Cathie Wood, CEO of Ark Invest, believes the heart-stopping era of Bitcoin (forTC) Price collapses are officially over with institutional investors increasingly adopting them as a premium asset class.
In a CNBC Squawk Box interview on April 1, Kathy stated that a potential 50% divestment of Bitcoin in 2026 would be considered a real victory in her community. Furthermore, Bitcoin price has historically recorded drawdowns of 85% or more from its peaks during previous major bear markets.
“The 85% to 95% collapse associated with a very new technology has been done. This has been done. This is a proven technology, a proven monetary system, and it is a new asset class.” male.
With Bitcoin’s price trading at around $67,000 on April 3, Cathy highlighted its maturity as a payment technology, noting that it has been enhanced by ongoing institutionalization.

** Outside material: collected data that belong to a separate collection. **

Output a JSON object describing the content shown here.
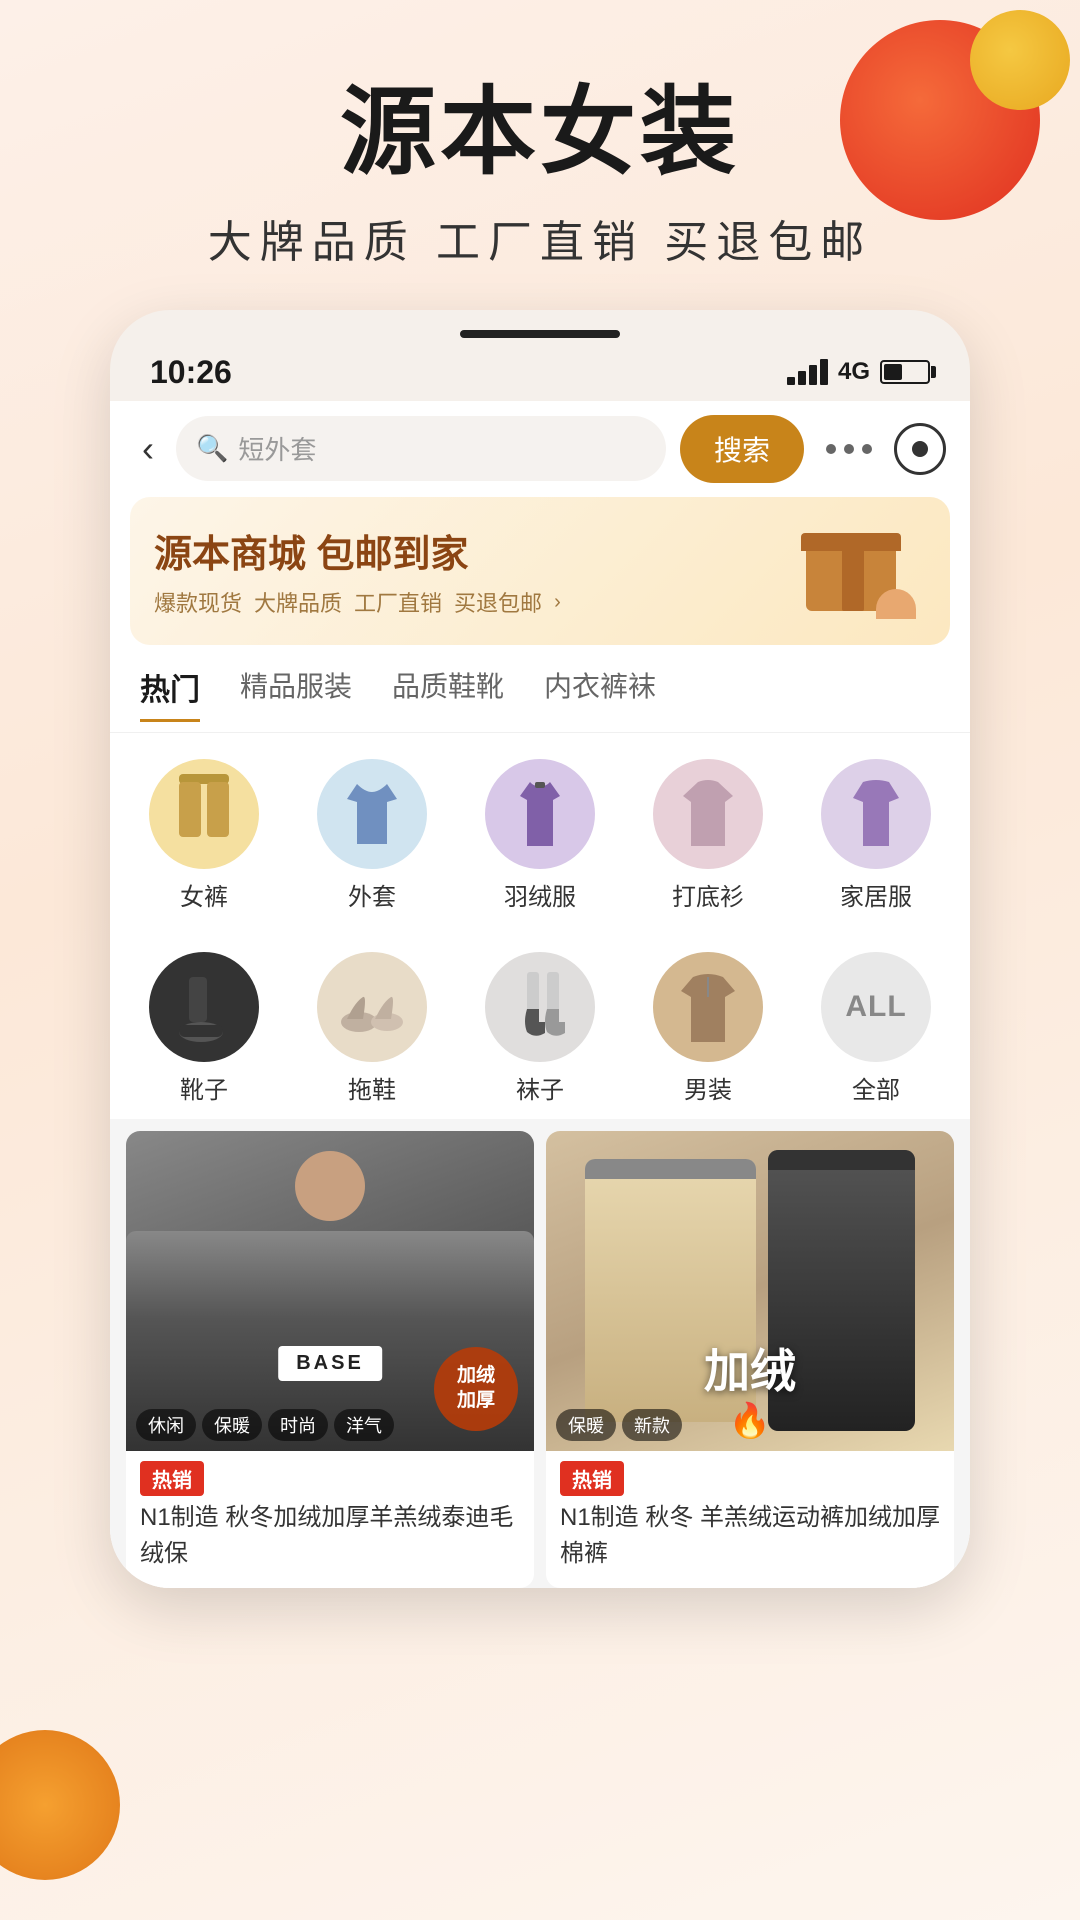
{
  "page": {
    "background": "#fdf0e8"
  },
  "header": {
    "main_title": "源本女装",
    "sub_title": "大牌品质  工厂直销  买退包邮"
  },
  "status_bar": {
    "time": "10:26",
    "signal": "4G"
  },
  "search": {
    "placeholder": "短外套",
    "button_label": "搜索"
  },
  "banner": {
    "title": "源本商城 包邮到家",
    "items": [
      {
        "text": "爆款现货"
      },
      {
        "text": "大牌品质"
      },
      {
        "text": "工厂直销"
      },
      {
        "text": "买退包邮"
      }
    ]
  },
  "category_tabs": [
    {
      "label": "热门",
      "active": true
    },
    {
      "label": "精品服装",
      "active": false
    },
    {
      "label": "品质鞋靴",
      "active": false
    },
    {
      "label": "内衣裤袜",
      "active": false
    }
  ],
  "categories_row1": [
    {
      "label": "女裤",
      "emoji": "👖",
      "color": "cc-yellow"
    },
    {
      "label": "外套",
      "emoji": "🧥",
      "color": "cc-blue"
    },
    {
      "label": "羽绒服",
      "emoji": "🥼",
      "color": "cc-purple"
    },
    {
      "label": "打底衫",
      "emoji": "👕",
      "color": "cc-pink"
    },
    {
      "label": "家居服",
      "emoji": "🩴",
      "color": "cc-lavender"
    }
  ],
  "categories_row2": [
    {
      "label": "靴子",
      "emoji": "👢",
      "color": "cc-dark"
    },
    {
      "label": "拖鞋",
      "emoji": "🩴",
      "color": "cc-beige"
    },
    {
      "label": "袜子",
      "emoji": "🧦",
      "color": "cc-gray"
    },
    {
      "label": "男装",
      "emoji": "🧣",
      "color": "cc-tan"
    },
    {
      "label": "全部",
      "text": "ALL",
      "color": "cc-all"
    }
  ],
  "products": [
    {
      "hot_label": "热销",
      "description": "N1制造 秋冬加绒加厚羊羔绒泰迪毛绒保",
      "tags": [
        "休闲",
        "保暖",
        "时尚",
        "洋气"
      ],
      "badge": "加绒\n加厚"
    },
    {
      "hot_label": "热销",
      "description": "N1制造 秋冬 羊羔绒运动裤加绒加厚棉裤",
      "tags": [
        "保暖",
        "新款"
      ],
      "badge": "加绒"
    }
  ],
  "icons": {
    "back": "‹",
    "search": "🔍",
    "more": "•••",
    "camera": "⊙",
    "arrow_right": "›"
  }
}
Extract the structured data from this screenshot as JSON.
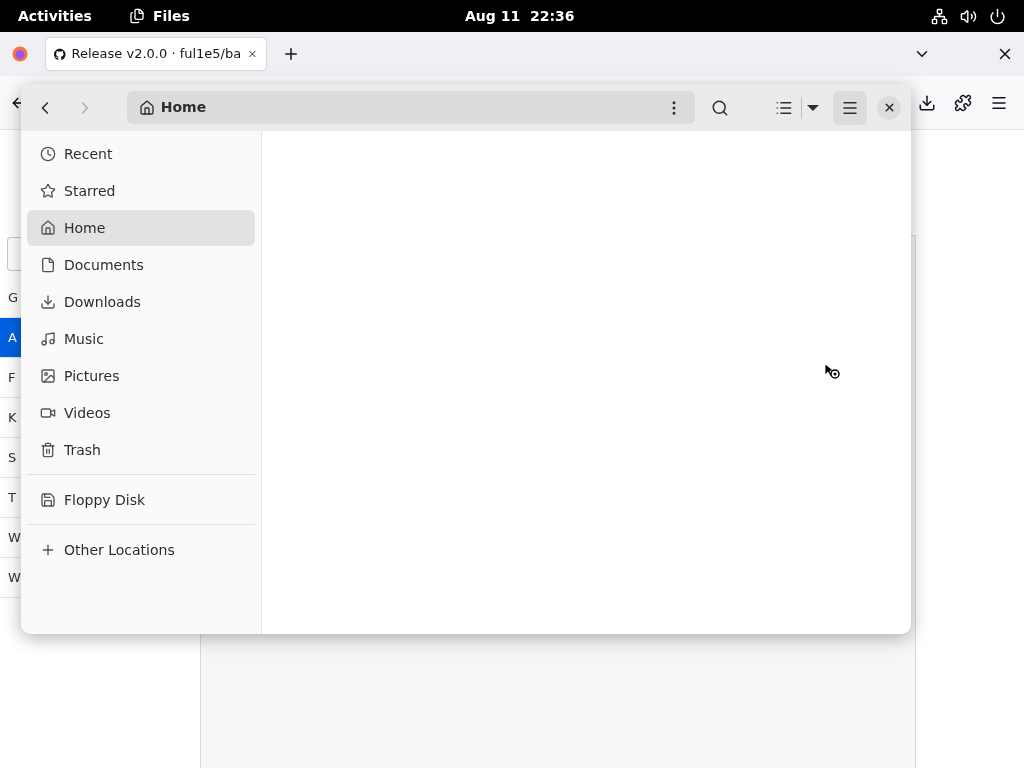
{
  "top_bar": {
    "activities": "Activities",
    "app_name": "Files",
    "clock": "Aug 11  22:36"
  },
  "browser": {
    "tab_title": "Release v2.0.0 · ful1e5/ba",
    "sidebar_items": [
      {
        "label": "G",
        "selected": false
      },
      {
        "label": "A",
        "selected": true
      },
      {
        "label": "F",
        "selected": false
      },
      {
        "label": "K",
        "selected": false
      },
      {
        "label": "S",
        "selected": false
      },
      {
        "label": "T",
        "selected": false
      },
      {
        "label": "W",
        "selected": false
      },
      {
        "label": "W",
        "selected": false
      }
    ]
  },
  "files_window": {
    "path": "Home",
    "sidebar_sections": [
      [
        {
          "label": "Recent",
          "selected": false
        },
        {
          "label": "Starred",
          "selected": false
        },
        {
          "label": "Home",
          "selected": true
        },
        {
          "label": "Documents",
          "selected": false
        },
        {
          "label": "Downloads",
          "selected": false
        },
        {
          "label": "Music",
          "selected": false
        },
        {
          "label": "Pictures",
          "selected": false
        },
        {
          "label": "Videos",
          "selected": false
        },
        {
          "label": "Trash",
          "selected": false
        }
      ],
      [
        {
          "label": "Floppy Disk",
          "selected": false
        }
      ],
      [
        {
          "label": "Other Locations",
          "selected": false
        }
      ]
    ]
  }
}
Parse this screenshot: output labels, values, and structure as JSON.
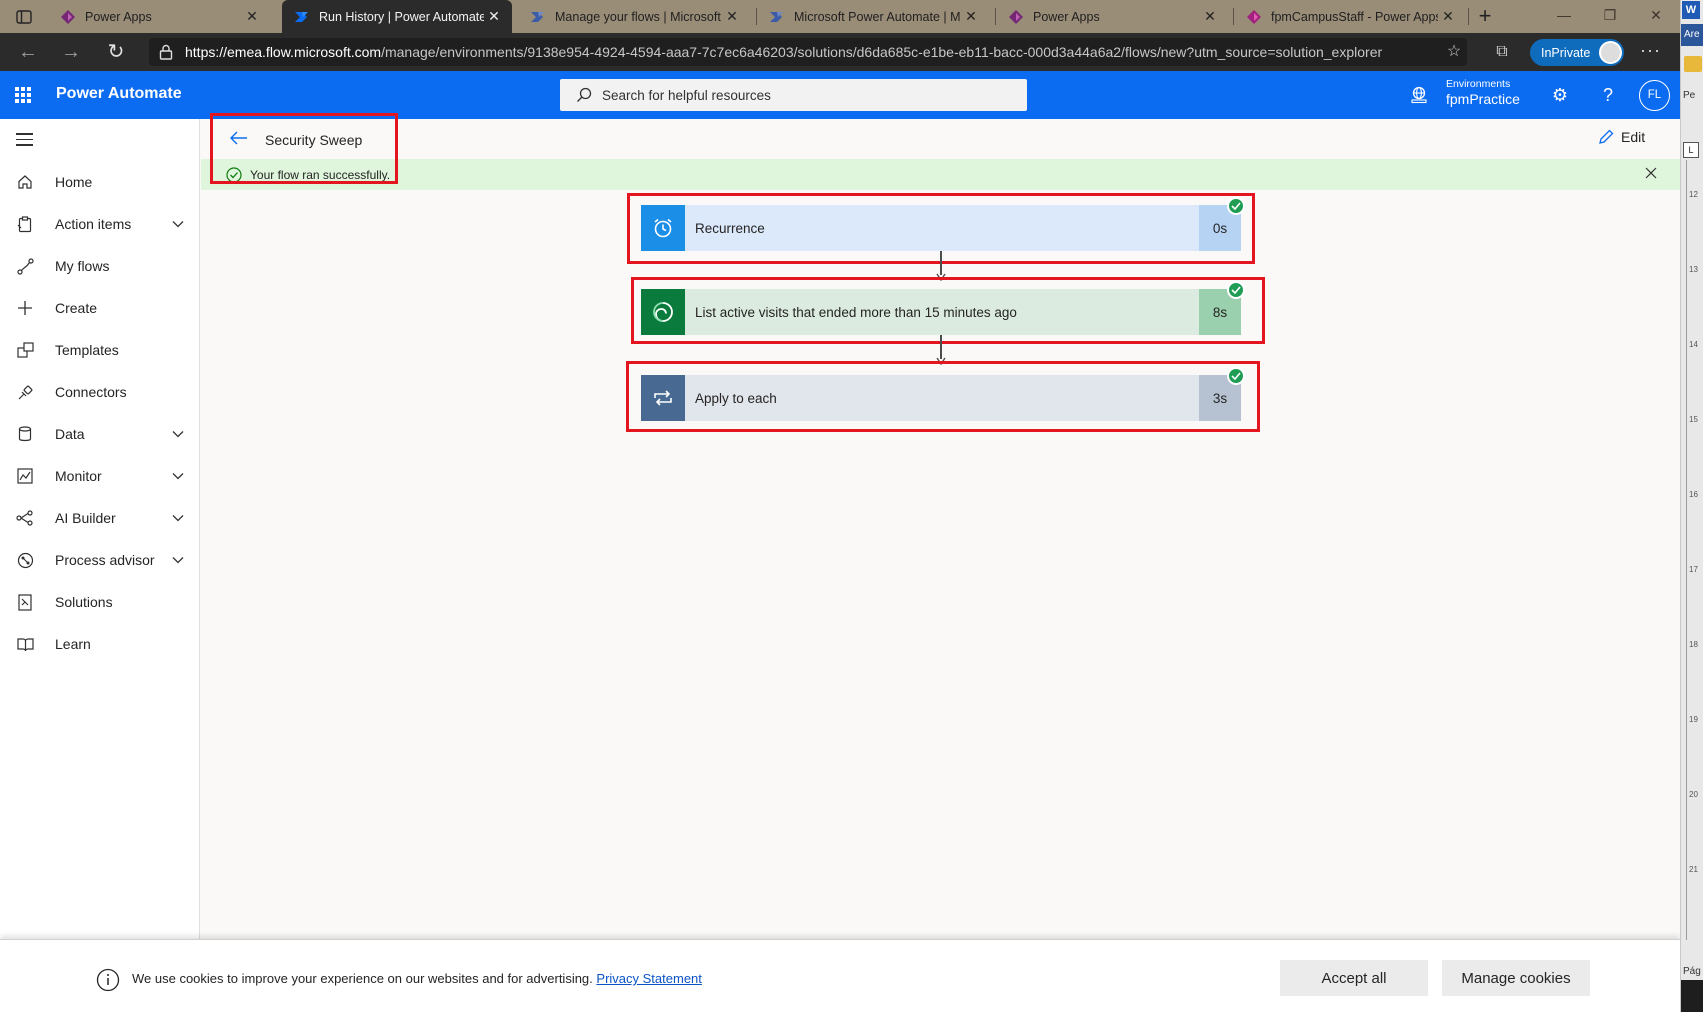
{
  "browser": {
    "tabs": [
      {
        "title": "Power Apps",
        "favicon": "power-apps-icon",
        "active": false
      },
      {
        "title": "Run History | Power Automate",
        "favicon": "power-automate-icon",
        "active": true
      },
      {
        "title": "Manage your flows | Microsoft F",
        "favicon": "power-automate-icon",
        "active": false
      },
      {
        "title": "Microsoft Power Automate | Mic",
        "favicon": "power-automate-icon",
        "active": false
      },
      {
        "title": "Power Apps",
        "favicon": "power-apps-icon",
        "active": false
      },
      {
        "title": "fpmCampusStaff - Power Apps",
        "favicon": "power-apps-icon",
        "active": false
      }
    ],
    "url_host": "https://emea.flow.microsoft.com",
    "url_path": "/manage/environments/9138e954-4924-4594-aaa7-7c7ec6a46203/solutions/d6da685c-e1be-eb11-bacc-000d3a44a6a2/flows/new?utm_source=solution_explorer",
    "inprivate_label": "InPrivate"
  },
  "header": {
    "app_title": "Power Automate",
    "search_placeholder": "Search for helpful resources",
    "env_label": "Environments",
    "env_name": "fpmPractice",
    "avatar_initials": "FL"
  },
  "nav": {
    "items": [
      {
        "label": "Home",
        "icon": "home-icon",
        "chevron": false
      },
      {
        "label": "Action items",
        "icon": "clipboard-icon",
        "chevron": true
      },
      {
        "label": "My flows",
        "icon": "flow-icon",
        "chevron": false
      },
      {
        "label": "Create",
        "icon": "plus-icon",
        "chevron": false
      },
      {
        "label": "Templates",
        "icon": "templates-icon",
        "chevron": false
      },
      {
        "label": "Connectors",
        "icon": "connector-icon",
        "chevron": false
      },
      {
        "label": "Data",
        "icon": "database-icon",
        "chevron": true
      },
      {
        "label": "Monitor",
        "icon": "monitor-icon",
        "chevron": true
      },
      {
        "label": "AI Builder",
        "icon": "ai-builder-icon",
        "chevron": true
      },
      {
        "label": "Process advisor",
        "icon": "process-advisor-icon",
        "chevron": true
      },
      {
        "label": "Solutions",
        "icon": "solutions-icon",
        "chevron": false
      },
      {
        "label": "Learn",
        "icon": "book-icon",
        "chevron": false
      }
    ]
  },
  "run": {
    "flow_name": "Security Sweep",
    "edit_label": "Edit",
    "status_message": "Your flow ran successfully.",
    "steps": [
      {
        "title": "Recurrence",
        "duration": "0s",
        "status": "succeeded",
        "icon": "alarm-clock-icon",
        "color": "#1b8ee8",
        "bg": "#dce9fb",
        "dur_bg": "#b6d3f3"
      },
      {
        "title": "List active visits that ended more than 15 minutes ago",
        "duration": "8s",
        "status": "succeeded",
        "icon": "dataverse-icon",
        "color": "#0a7a3d",
        "bg": "#dcebe0",
        "dur_bg": "#9bd0ae"
      },
      {
        "title": "Apply to each",
        "duration": "3s",
        "status": "succeeded",
        "icon": "loop-icon",
        "color": "#486991",
        "bg": "#e1e5ec",
        "dur_bg": "#b6c2d2"
      }
    ]
  },
  "cookies": {
    "text": "We use cookies to improve your experience on our websites and for advertising.",
    "link": "Privacy Statement",
    "accept": "Accept all",
    "manage": "Manage cookies"
  },
  "right_pane": {
    "top_label": "Are",
    "mid_label": "Pe",
    "bottom_label": "Pág",
    "ruler_numbers": [
      "12",
      "13",
      "14",
      "15",
      "16",
      "17",
      "18",
      "19",
      "20",
      "21"
    ]
  },
  "colors": {
    "brand": "#0b6cf2",
    "success": "#1f9d55",
    "banner": "#dff6dd",
    "highlight": "#e3151f"
  }
}
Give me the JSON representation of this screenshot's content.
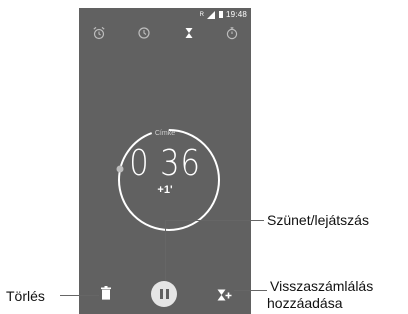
{
  "status_bar": {
    "time": "19:48",
    "signal_marker": "R"
  },
  "tabs": [
    {
      "name": "alarm-icon",
      "active": false
    },
    {
      "name": "clock-icon",
      "active": false
    },
    {
      "name": "hourglass-icon",
      "active": true
    },
    {
      "name": "stopwatch-icon",
      "active": false
    }
  ],
  "timer": {
    "label": "Címke",
    "time": "0 36",
    "plus_one": "+1'"
  },
  "controls": {
    "delete_icon": "trash-icon",
    "pause_icon": "pause-icon",
    "add_timer_icon": "hourglass-plus-icon"
  },
  "annotations": {
    "pause_play": "Szünet/lejátszás",
    "delete": "Törlés",
    "add_timer_line1": "Visszaszámlálás",
    "add_timer_line2": "hozzáadása"
  },
  "colors": {
    "phone_bg": "#616161",
    "accent": "#ffffff",
    "inactive_icon": "#bdbdbd"
  }
}
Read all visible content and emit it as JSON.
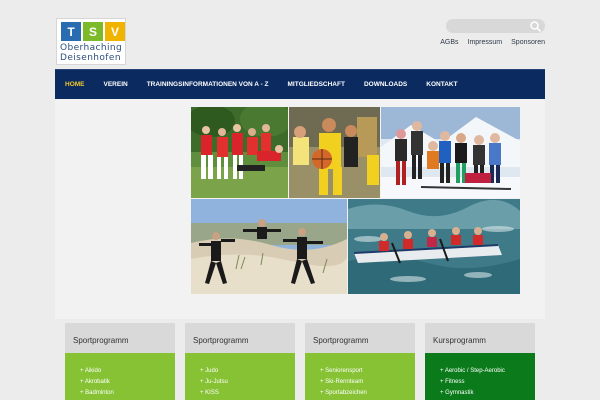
{
  "logo": {
    "tiles": [
      {
        "letter": "T",
        "color": "#2a6cb0"
      },
      {
        "letter": "S",
        "color": "#7cba29"
      },
      {
        "letter": "V",
        "color": "#f0b400"
      }
    ],
    "line1": "Oberhaching",
    "line2": "Deisenhofen"
  },
  "search": {
    "value": ""
  },
  "top_links": [
    "AGBs",
    "Impressum",
    "Sponsoren"
  ],
  "nav": {
    "items": [
      "HOME",
      "VEREIN",
      "TRAININGSINFORMATIONEN VON A - Z",
      "MITGLIEDSCHAFT",
      "DOWNLOADS",
      "KONTAKT"
    ],
    "active_index": 0
  },
  "boxes": [
    {
      "title": "Sportprogramm",
      "color": "#86c234",
      "items": [
        "Aikido",
        "Akrobatik",
        "Badminton"
      ]
    },
    {
      "title": "Sportprogramm",
      "color": "#86c234",
      "items": [
        "Judo",
        "Ju-Jutsu",
        "KISS"
      ]
    },
    {
      "title": "Sportprogramm",
      "color": "#86c234",
      "items": [
        "Seniorensport",
        "Ski-Rennteam",
        "Sportabzeichen"
      ]
    },
    {
      "title": "Kursprogramm",
      "color": "#0b7a1a",
      "items": [
        "Aerobic / Step-Aerobic",
        "Fitness",
        "Gymnastik"
      ]
    }
  ],
  "colors": {
    "nav_bg": "#0b2a60",
    "nav_active": "#f3c92b",
    "box_head": "#d9d9d9"
  }
}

Building on this point, Bitcoin has been described as a new asset class and store of value network, where its volatility profile is structurally declining as large financial institutions accumulate it for long-term gains.
Will Bitcoin price repeat historical collapses in 2026?
From a technical analysis point of view, the price of Bitcoin can follow a four-year cycle marked by a halving, an event that reduces the rewards for miners and thus lowers annual inflation. Since BTC price reached an all-time high (ATH) of around $126,198 in early October 2025, it could be preparing to retest the “severely reduced” range on the on-chain value map model, based on Data from Bitcoin strategy platform.

As such, if Bitcoin price follows historical trends, there may be another capitulation before reversing towards a new ATH. However, if institutional investors, led by BTC exchange-traded funds (ETFs), renewed demand for the major currency, the bottom of a potential bear market may have already formed.
After concluding its worst first quarter in 8 years with a 22.2% decline, Cathay and other financial experts expect a possible downturn. BTC price recovery In the second quarter, supported by supportive economic expectations in the United States.